Since a pseudo-embryo replicates and monitors the DNA much like ordinary cells, scientists believe that it is possible to produce a baby by combining ordinary cells from the body with sperm to form human embryos. The study has allowed scientists to learn more about the enigmatic mechanisms behind fertilization. Furthermore, it could lead to more knowledge on ways to reprogram the fate of cells during the early development of life.
Source: BBC News
Movement of atoms may lead to better superconductors
At the Massachusetts Institute of Technology, physicists were able to lower the temperature of a potassium gas very close to absolute zero. The cool gas was then contained in between a two-dimensional, laser-generated lattice.
For the first time, high-resolution microscopic images were taken of the atoms as they interacted with the lattice. In studying the positions of the atoms, the researchers were astonished to see that in areas of high gas compression, atoms displayed alternating magnetic orientations. They also discovered that pairs of atoms tend to form next to empty spaces in the lattice.
From studying the peculiar behavior of the atoms, the physicists were able to learn more about superconducting behavior. Knowing how to induce superconductivity in matter can allow the researchers to devise ways to make novel and efficient technology powered by electricity. The results were reported in the journal Science.

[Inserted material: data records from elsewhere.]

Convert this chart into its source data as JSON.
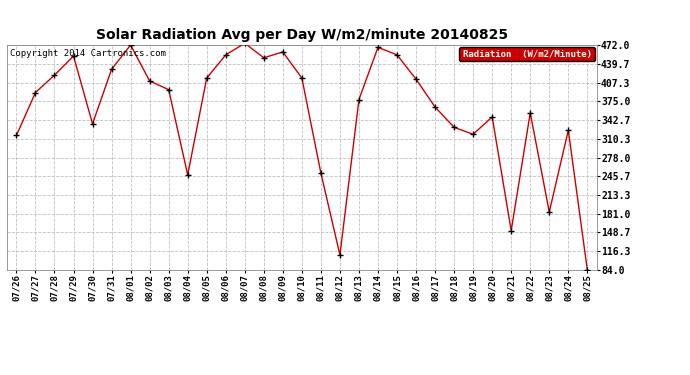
{
  "title": "Solar Radiation Avg per Day W/m2/minute 20140825",
  "copyright": "Copyright 2014 Cartronics.com",
  "legend_label": "Radiation  (W/m2/Minute)",
  "dates": [
    "07/26",
    "07/27",
    "07/28",
    "07/29",
    "07/30",
    "07/31",
    "08/01",
    "08/02",
    "08/03",
    "08/04",
    "08/05",
    "08/06",
    "08/07",
    "08/08",
    "08/09",
    "08/10",
    "08/11",
    "08/12",
    "08/13",
    "08/14",
    "08/15",
    "08/16",
    "08/17",
    "08/18",
    "08/19",
    "08/20",
    "08/21",
    "08/22",
    "08/23",
    "08/24",
    "08/25"
  ],
  "values": [
    316,
    390,
    420,
    453,
    336,
    430,
    472,
    410,
    395,
    248,
    415,
    455,
    475,
    450,
    460,
    415,
    251,
    110,
    378,
    468,
    455,
    413,
    365,
    330,
    318,
    348,
    152,
    355,
    184,
    325,
    84
  ],
  "ylim_min": 84.0,
  "ylim_max": 472.0,
  "yticks": [
    84.0,
    116.3,
    148.7,
    181.0,
    213.3,
    245.7,
    278.0,
    310.3,
    342.7,
    375.0,
    407.3,
    439.7,
    472.0
  ],
  "line_color": "#cc0000",
  "marker_color": "#000000",
  "bg_color": "#ffffff",
  "grid_color": "#c0c0c0",
  "title_fontsize": 10,
  "copyright_fontsize": 6.5,
  "legend_bg": "#cc0000",
  "legend_text_color": "#ffffff",
  "tick_fontsize": 6.5,
  "ytick_fontsize": 7
}
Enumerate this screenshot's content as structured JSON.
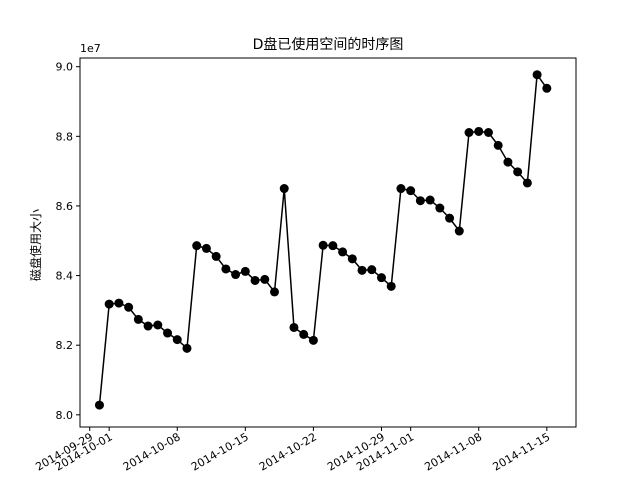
{
  "chart_data": {
    "type": "line",
    "title": "D盘已使用空间的时序图",
    "xlabel": "",
    "ylabel": "磁盘使用大小",
    "y_offset_label": "1e7",
    "y_scale_factor": 10000000,
    "ylim": [
      79650000,
      90250000
    ],
    "xlim": [
      "2014-09-28",
      "2014-11-18"
    ],
    "y_ticks": [
      80000000,
      82000000,
      84000000,
      86000000,
      88000000,
      90000000
    ],
    "y_tick_labels": [
      "8.0",
      "8.2",
      "8.4",
      "8.6",
      "8.8",
      "9.0"
    ],
    "x_ticks": [
      "2014-09-29",
      "2014-10-01",
      "2014-10-08",
      "2014-10-15",
      "2014-10-22",
      "2014-10-29",
      "2014-11-01",
      "2014-11-08",
      "2014-11-15"
    ],
    "x_tick_labels": [
      "2014-09-29",
      "2014-10-01",
      "2014-10-08",
      "2014-10-15",
      "2014-10-22",
      "2014-10-29",
      "2014-11-01",
      "2014-11-08",
      "2014-11-15"
    ],
    "grid": false,
    "series": [
      {
        "color": "#000000",
        "marker": "circle",
        "x": [
          "2014-09-30",
          "2014-10-01",
          "2014-10-02",
          "2014-10-03",
          "2014-10-04",
          "2014-10-05",
          "2014-10-06",
          "2014-10-07",
          "2014-10-08",
          "2014-10-09",
          "2014-10-10",
          "2014-10-11",
          "2014-10-12",
          "2014-10-13",
          "2014-10-14",
          "2014-10-15",
          "2014-10-16",
          "2014-10-17",
          "2014-10-18",
          "2014-10-19",
          "2014-10-20",
          "2014-10-21",
          "2014-10-22",
          "2014-10-23",
          "2014-10-24",
          "2014-10-25",
          "2014-10-26",
          "2014-10-27",
          "2014-10-28",
          "2014-10-29",
          "2014-10-30",
          "2014-10-31",
          "2014-11-01",
          "2014-11-02",
          "2014-11-03",
          "2014-11-04",
          "2014-11-05",
          "2014-11-06",
          "2014-11-07",
          "2014-11-08",
          "2014-11-09",
          "2014-11-10",
          "2014-11-11",
          "2014-11-12",
          "2014-11-13",
          "2014-11-14",
          "2014-11-15"
        ],
        "values": [
          80280000,
          83180000,
          83210000,
          83090000,
          82740000,
          82550000,
          82580000,
          82350000,
          82160000,
          81910000,
          84860000,
          84780000,
          84550000,
          84190000,
          84030000,
          84120000,
          83860000,
          83890000,
          83530000,
          86500000,
          82510000,
          82310000,
          82140000,
          84870000,
          84860000,
          84680000,
          84480000,
          84150000,
          84170000,
          83940000,
          83690000,
          86500000,
          86440000,
          86150000,
          86170000,
          85940000,
          85650000,
          85280000,
          88110000,
          88140000,
          88110000,
          87740000,
          87260000,
          86980000,
          86660000,
          89770000,
          89380000
        ]
      }
    ]
  }
}
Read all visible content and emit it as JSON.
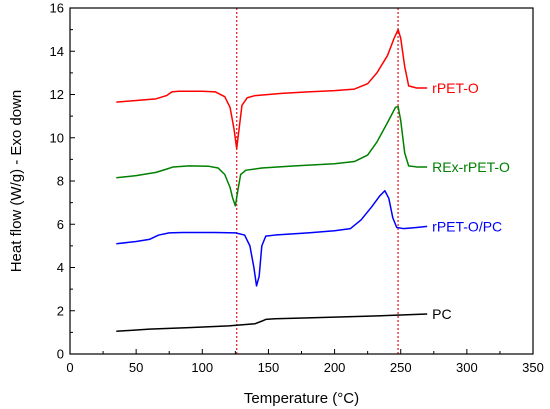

Astronomers unveil most detailed map of Milky Way galaxy
With data collected by a billion-pixel camera on a Gaia probe, a robotic spacecraft launched by the European Space Agency a few years ago, astronomers were able to create the currently largest and most detailed map of the Milky Way.
The map, which was published online last week, features visual information of the positions and brightness of more than 1.1 billion stars, accounting for one percent of stars estimated to be in the Milky Way. The data will enable astronomers to develop a three-dimensional map of the galaxy, which will improve astronomers’ understanding of the distribution and movement of stars across space.
Additionally, astronomers can use the data to identify new planets outside the solar system and to see how planets are distributed in relation to parent stars. The latter could lead to better knowledge of planetary formation.